The House Social Security subcommittee aegreed yesterday to shift the date of the annual Social Security cost-of-living increase from July 3 to Oct. 3 to help achieve budget savings sought by Congress and the president.

The change, which would reduce payments by $700 million in fiscal 1982, would be in two stages: instead of getting a single cost-of-living increase on July 3, 1982, beneficiaries would receive half the cost-of-living increase on May 3 and the other half on Oct. 3. This two-payment system would apply only in 1982. After that, increased would be paid only once a year, in October.

The new system, as tentatively approved by the subcommittee, also contains technical changes in base-year calculations that would provide additional savings each year -- $1 billion in fiscal '83, $1.1 billion in fiscal '84 and slightly larger savings each year thereafter because of a time lag between the actual increases in the cost of living and payment of the automatic benefit increase. But these savings may be reduced later if the time lag is eliminated.
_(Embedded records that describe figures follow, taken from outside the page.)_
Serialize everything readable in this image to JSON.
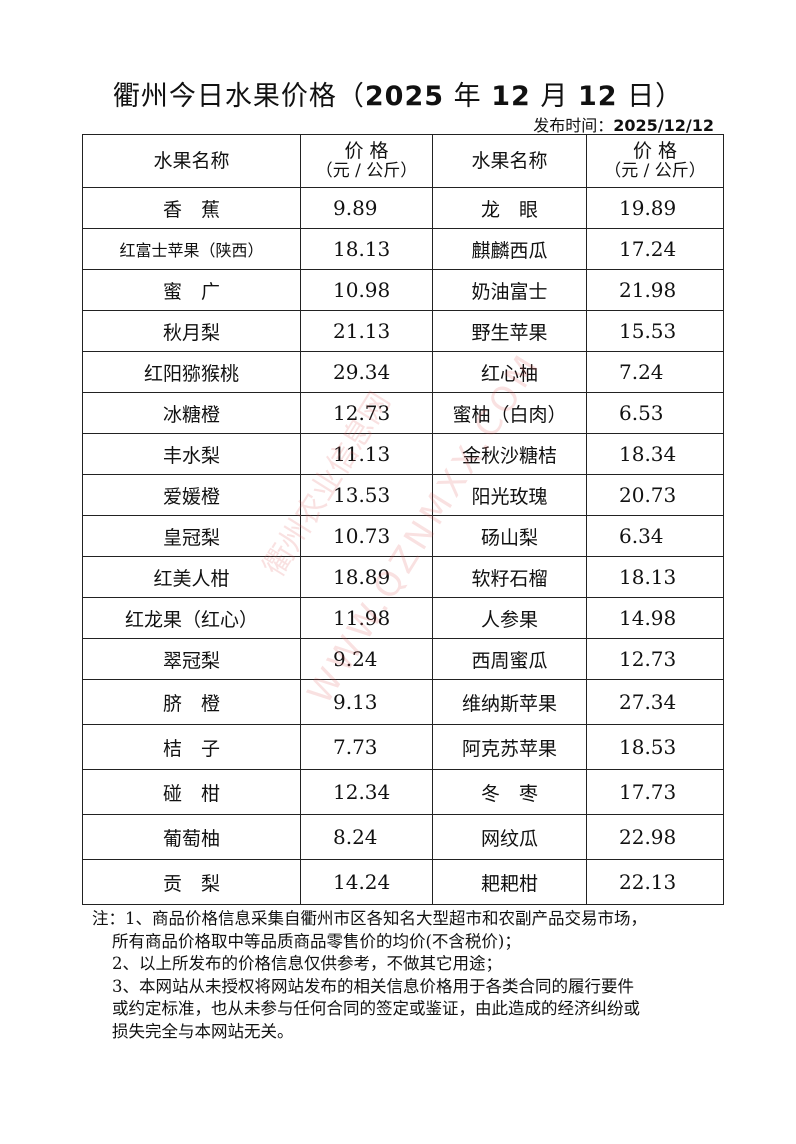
{
  "title": {
    "prefix": "衢州今日水果价格（",
    "year": "2025",
    "y": " 年 ",
    "month": "12",
    "m": " 月 ",
    "day": "12",
    "d": " 日）"
  },
  "publish": {
    "label": "发布时间：",
    "value": "2025/12/12"
  },
  "headers": {
    "name": "水果名称",
    "price": "价  格",
    "unit": "（元 / 公斤）"
  },
  "rows": [
    {
      "n1": "香　蕉",
      "p1": "9.89",
      "n2": "龙　眼",
      "p2": "19.89"
    },
    {
      "n1": "红富士苹果（陕西）",
      "p1": "18.13",
      "n2": "麒麟西瓜",
      "p2": "17.24"
    },
    {
      "n1": "蜜　广",
      "p1": "10.98",
      "n2": "奶油富士",
      "p2": "21.98"
    },
    {
      "n1": "秋月梨",
      "p1": "21.13",
      "n2": "野生苹果",
      "p2": "15.53"
    },
    {
      "n1": "红阳猕猴桃",
      "p1": "29.34",
      "n2": "红心柚",
      "p2": "7.24"
    },
    {
      "n1": "冰糖橙",
      "p1": "12.73",
      "n2": "蜜柚（白肉）",
      "p2": "6.53"
    },
    {
      "n1": "丰水梨",
      "p1": "11.13",
      "n2": "金秋沙糖桔",
      "p2": "18.34"
    },
    {
      "n1": "爱媛橙",
      "p1": "13.53",
      "n2": "阳光玫瑰",
      "p2": "20.73"
    },
    {
      "n1": "皇冠梨",
      "p1": "10.73",
      "n2": "砀山梨",
      "p2": "6.34"
    },
    {
      "n1": "红美人柑",
      "p1": "18.89",
      "n2": "软籽石榴",
      "p2": "18.13"
    },
    {
      "n1": "红龙果（红心）",
      "p1": "11.98",
      "n2": "人参果",
      "p2": "14.98"
    },
    {
      "n1": "翠冠梨",
      "p1": "9.24",
      "n2": "西周蜜瓜",
      "p2": "12.73"
    },
    {
      "n1": "脐　橙",
      "p1": "9.13",
      "n2": "维纳斯苹果",
      "p2": "27.34"
    },
    {
      "n1": "桔　子",
      "p1": "7.73",
      "n2": "阿克苏苹果",
      "p2": "18.53"
    },
    {
      "n1": "碰　柑",
      "p1": "12.34",
      "n2": "冬　枣",
      "p2": "17.73"
    },
    {
      "n1": "葡萄柚",
      "p1": "8.24",
      "n2": "网纹瓜",
      "p2": "22.98"
    },
    {
      "n1": "贡　梨",
      "p1": "14.24",
      "n2": "耙耙柑",
      "p2": "22.13"
    }
  ],
  "notes": [
    "注：1、商品价格信息采集自衢州市区各知名大型超市和农副产品交易市场，",
    "所有商品价格取中等品质商品零售价的均价(不含税价)；",
    "2、以上所发布的价格信息仅供参考，不做其它用途；",
    "3、本网站从未授权将网站发布的相关信息价格用于各类合同的履行要件",
    "或约定标准，也从未参与任何合同的签定或鉴证，由此造成的经济纠纷或",
    "损失完全与本网站无关。"
  ],
  "watermark": {
    "line1": "衢州农业信息网",
    "line2": "WWW.QZNMXX.COM"
  }
}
For the moment, the subcommittee duced away from changing the actual cost-of-living formula, which would produce much larger savings, because, Rep. Richard A. Gephardt (D-Mo.) said, it is "too much political dynamite." President Reagan opposes a formula change at present.

Other changes voted:

Rounding down monthly payment checks to the nearest dollar, which would produce a saving of about $45 million in fiscal '82, rising to $500 million by 1986.

Placing a cap on gross disability programs (excluding veterans' disability programs) equal to 80 percent of the individual's former earnings.